Erdoğan says Turkey does not want escalation with Russia

Erdoğan says Turkey does not want escalation with Russia

ISTANBUL - Agence France-Presse

Turkey's President Tayyip Erdogan (2nd R) walks with his Russian counterpart Vladimir Putin prior to their meeting at the Group of 20 (G20) leaders summit in the Mediterranean resort city of Antalya, Turkey, November 16, 2015. REUTERS/Kayhan Ozer

President Recep Tayyip Erdoğan on Nov. 25 said Turkey did not want any escalation with Russia over its downing of a Russian plane on the Syrian frontier but vowed to always defend Turkish borders.
 
"We have no intention to escalate this incident. We are just defending our security and the rights of our brothers," Erdoğan said in a televised speech in Istanbul.
 
"Turkey has never favoured tensions and crisis, it has and will always favour peace and dialogue," said Erdoğan.
 
But he added: "No one should expect us to remain silent when our border security and our sovereignty are being violated."  

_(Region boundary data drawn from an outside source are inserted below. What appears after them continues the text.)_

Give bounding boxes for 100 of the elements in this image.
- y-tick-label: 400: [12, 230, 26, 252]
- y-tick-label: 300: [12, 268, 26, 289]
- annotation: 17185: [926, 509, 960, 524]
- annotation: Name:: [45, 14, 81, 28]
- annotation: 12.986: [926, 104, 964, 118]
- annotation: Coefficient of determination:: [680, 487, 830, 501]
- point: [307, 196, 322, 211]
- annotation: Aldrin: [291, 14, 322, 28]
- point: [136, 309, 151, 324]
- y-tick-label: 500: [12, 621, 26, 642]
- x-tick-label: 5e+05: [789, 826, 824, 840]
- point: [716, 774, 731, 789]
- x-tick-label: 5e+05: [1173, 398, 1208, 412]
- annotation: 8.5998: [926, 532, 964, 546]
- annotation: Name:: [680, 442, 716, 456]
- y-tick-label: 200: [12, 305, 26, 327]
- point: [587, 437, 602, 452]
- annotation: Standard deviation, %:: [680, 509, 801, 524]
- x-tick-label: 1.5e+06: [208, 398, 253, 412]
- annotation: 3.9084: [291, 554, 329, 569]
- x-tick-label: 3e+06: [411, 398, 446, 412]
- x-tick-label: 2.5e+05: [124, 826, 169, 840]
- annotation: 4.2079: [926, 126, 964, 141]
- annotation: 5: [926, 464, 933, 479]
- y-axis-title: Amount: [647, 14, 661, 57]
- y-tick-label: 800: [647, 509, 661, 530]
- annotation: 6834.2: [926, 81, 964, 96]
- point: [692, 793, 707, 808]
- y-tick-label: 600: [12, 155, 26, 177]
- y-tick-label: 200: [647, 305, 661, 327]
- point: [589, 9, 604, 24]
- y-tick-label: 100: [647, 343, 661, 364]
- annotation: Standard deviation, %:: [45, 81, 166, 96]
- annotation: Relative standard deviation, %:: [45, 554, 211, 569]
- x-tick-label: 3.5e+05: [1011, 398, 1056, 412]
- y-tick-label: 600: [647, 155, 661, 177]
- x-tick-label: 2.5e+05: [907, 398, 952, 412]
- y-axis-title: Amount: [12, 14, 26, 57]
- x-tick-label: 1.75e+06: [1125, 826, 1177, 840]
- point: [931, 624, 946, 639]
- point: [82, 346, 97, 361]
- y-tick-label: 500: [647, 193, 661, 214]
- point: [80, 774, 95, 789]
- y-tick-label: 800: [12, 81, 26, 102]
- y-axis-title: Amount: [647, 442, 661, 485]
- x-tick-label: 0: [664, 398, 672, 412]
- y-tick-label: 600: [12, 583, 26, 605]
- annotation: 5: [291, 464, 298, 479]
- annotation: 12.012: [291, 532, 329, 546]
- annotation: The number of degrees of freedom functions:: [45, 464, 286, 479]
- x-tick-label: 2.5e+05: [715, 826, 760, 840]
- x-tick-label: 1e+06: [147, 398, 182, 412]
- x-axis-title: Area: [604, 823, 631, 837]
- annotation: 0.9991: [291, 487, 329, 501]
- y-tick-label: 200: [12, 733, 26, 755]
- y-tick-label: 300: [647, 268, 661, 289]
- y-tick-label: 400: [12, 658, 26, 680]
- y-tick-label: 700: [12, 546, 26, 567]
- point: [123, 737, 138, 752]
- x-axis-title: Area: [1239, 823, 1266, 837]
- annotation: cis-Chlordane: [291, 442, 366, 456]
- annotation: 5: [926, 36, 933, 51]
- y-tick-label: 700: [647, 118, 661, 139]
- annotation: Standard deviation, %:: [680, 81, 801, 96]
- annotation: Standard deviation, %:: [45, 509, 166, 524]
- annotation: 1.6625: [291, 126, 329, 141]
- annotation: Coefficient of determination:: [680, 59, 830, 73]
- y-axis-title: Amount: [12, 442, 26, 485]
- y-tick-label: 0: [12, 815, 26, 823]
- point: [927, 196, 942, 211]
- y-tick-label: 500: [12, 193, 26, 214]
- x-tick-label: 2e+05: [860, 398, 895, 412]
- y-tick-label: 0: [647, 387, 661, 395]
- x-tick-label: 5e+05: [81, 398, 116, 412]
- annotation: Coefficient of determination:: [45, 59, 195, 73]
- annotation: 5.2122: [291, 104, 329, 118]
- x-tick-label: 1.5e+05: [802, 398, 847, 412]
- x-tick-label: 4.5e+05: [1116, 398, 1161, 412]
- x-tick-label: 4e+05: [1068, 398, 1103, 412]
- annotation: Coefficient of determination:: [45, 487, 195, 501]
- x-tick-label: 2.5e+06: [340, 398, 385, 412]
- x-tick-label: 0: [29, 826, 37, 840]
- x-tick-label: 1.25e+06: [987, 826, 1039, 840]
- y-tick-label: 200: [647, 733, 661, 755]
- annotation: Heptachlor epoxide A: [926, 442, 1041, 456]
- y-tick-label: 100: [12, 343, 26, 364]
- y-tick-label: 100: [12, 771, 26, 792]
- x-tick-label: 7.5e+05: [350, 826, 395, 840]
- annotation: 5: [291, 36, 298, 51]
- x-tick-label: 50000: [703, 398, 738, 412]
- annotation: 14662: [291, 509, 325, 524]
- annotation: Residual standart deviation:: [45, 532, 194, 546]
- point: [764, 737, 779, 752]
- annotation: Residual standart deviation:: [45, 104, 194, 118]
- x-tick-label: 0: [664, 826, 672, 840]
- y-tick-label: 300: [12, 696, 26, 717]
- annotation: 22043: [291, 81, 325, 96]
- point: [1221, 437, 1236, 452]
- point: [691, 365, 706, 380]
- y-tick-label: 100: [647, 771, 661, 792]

Turkey said it shot down the Russian warplane after it repeatedly violated air space above the Turkish border. Moscow however insists that the plane never strayed from Syrian air space.
 
Erdoğan said that the incident early on Nov. 24 showed "what kind of consequences careless steps could have".
 
He revealed that two Turkish citizens were wounded by pieces of the Russian plane that fell on the Turkish side of the border.
 
The president dismissed Russian claims that the plane had been on an anti-terror mission against Islamic State of Iraq and the Levant (ISIL) jihadists in northern Syria, saying that the area was populated by Syria's Turkmen minority.
 
"No one should ever fool themselves: There are no Daesh [ISIL] elements in the Bayırbucak region where Turkmen live," said Erdoğan.